Takeaways from day five of the Paul Manafort trial

Takeaways from day five of the Paul Manafort trial

Takeaways from day five of the Paul Manafort trial

The government's star witness took the stand Monday in the bank fraud and tax evasion trial of Paul Manafort, the onetime chairman of the Trump presidential campaign.

Prosecutors have been preparing for this credibility battle by asking a number of witnesses speak to Manafort's role as a supervisor over Gates.

Manafort is on trial in Virginia for various financial crimes he was charged with as part of special counsel Robert MuellerRobert Swan MuellerSasse: US should applaud choice of Mueller to lead Russian Federation probe MORE's ongoing investigation.

In questioning Ms Laporta on Monday, a prosecutor asked the accountant about a $10 million loan purportedly received by Mr Manafort from Russian businessman Oleg Deripaska in 2006.

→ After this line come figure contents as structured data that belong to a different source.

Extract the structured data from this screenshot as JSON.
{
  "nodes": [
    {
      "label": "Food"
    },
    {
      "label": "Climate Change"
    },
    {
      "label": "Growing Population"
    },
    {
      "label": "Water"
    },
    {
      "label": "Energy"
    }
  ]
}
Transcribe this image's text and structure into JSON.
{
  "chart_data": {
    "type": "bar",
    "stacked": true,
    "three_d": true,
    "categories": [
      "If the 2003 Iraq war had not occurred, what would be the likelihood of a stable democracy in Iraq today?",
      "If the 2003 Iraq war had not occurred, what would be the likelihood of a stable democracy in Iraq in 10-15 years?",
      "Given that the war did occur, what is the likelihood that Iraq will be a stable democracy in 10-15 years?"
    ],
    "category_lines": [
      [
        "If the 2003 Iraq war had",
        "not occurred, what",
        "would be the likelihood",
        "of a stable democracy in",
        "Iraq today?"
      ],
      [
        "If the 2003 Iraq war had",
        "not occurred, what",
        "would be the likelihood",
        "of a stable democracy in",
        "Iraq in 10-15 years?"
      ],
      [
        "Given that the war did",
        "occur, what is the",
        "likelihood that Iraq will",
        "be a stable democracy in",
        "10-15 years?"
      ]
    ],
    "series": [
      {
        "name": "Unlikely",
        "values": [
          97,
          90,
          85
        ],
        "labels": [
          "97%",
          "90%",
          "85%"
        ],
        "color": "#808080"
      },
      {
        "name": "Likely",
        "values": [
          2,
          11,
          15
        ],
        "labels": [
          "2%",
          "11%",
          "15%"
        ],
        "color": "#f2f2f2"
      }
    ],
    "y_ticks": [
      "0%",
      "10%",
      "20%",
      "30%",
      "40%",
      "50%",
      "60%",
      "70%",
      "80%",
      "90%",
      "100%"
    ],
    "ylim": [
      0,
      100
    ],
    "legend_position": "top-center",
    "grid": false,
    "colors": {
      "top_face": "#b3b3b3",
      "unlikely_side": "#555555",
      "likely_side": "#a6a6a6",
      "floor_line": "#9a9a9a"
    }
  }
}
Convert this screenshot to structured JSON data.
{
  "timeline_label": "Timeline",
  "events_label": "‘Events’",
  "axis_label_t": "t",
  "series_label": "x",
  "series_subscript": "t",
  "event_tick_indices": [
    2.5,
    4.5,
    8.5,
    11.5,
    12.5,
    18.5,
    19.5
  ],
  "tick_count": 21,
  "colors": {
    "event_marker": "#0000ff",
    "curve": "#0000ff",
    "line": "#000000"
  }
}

Gates testified that Manafort directed him to report overseas income as loans in order to lower taxable income and that at Manafort's request, did not disclose foreign bank accounts, which is required by law.

In the beginning of a hugely anticipated courtroom showdown, Gates told jurors that he siphoned off the money without Manafort's knowledge by filing false expense reports.

Though he was in court to testify against Manafort, Gates offered praise of Manafort's consulting abilities, which he said brought ex-President Viktor Yanukovych "back from the proverbial political dead". He said he did so at Manafort's direction.

Prosecutors allege he dodged taxes on millions of dollars he made from his work for a Russia-friendly Ukrainian political party. A lawyer in Cyprus nicknamed "Dr. K", for whom Manafort did some political consulting work, helped them set up the accounts, Gates said.

Manafort's defence has sought to blame Gates for any illegal conduct and accused him of embezzling millions of dollars from Manafort. It's the first of Mueller's prosecutions to reach a jury, but lawyers have made no mention of President Donald Trump or possible campaign coordination with the Kremlin.

Manafort's defense hinges on convincing a jury that it was Gates, not Manafort, who committed all of these crimes, and that Manafort is a victim of Gates. And Gates says he also falsified loan applications and other documents to help Manafort obtain millions more in bank loans.

The trial opened last week with a display of Manafort's opulent lifestyle, then progressed into testimony about what prosecutors say were years of financial deception.

Laporta, looking at a summary of loans to Manafort and his businesses, said she could not see any indication that the loan from Deripaska had been paid off. He noted that, as is common with cooperating witnesses, Gates testified to a wide array of crimes - including some that the government hadn't known about prior to his cooperation - and even minor violations, like showing up for parole 15 minutes lates.

Multiple accountancy and bookkeeping witnesses testified last week that they dealt with Gates in preparing Manafort's financial paperwork.

Though the names of those companies appeared on wire transfers and at times on his bookkeeper's ledger, both Manafort's accountants and his bookkeeper say they never knew that the companies - and corresponding offshore bank accounts - were controlled by Manafort.

Under cross-examination, she said at the time she believed Manafort was directing Gates' actions and "knew what was going on".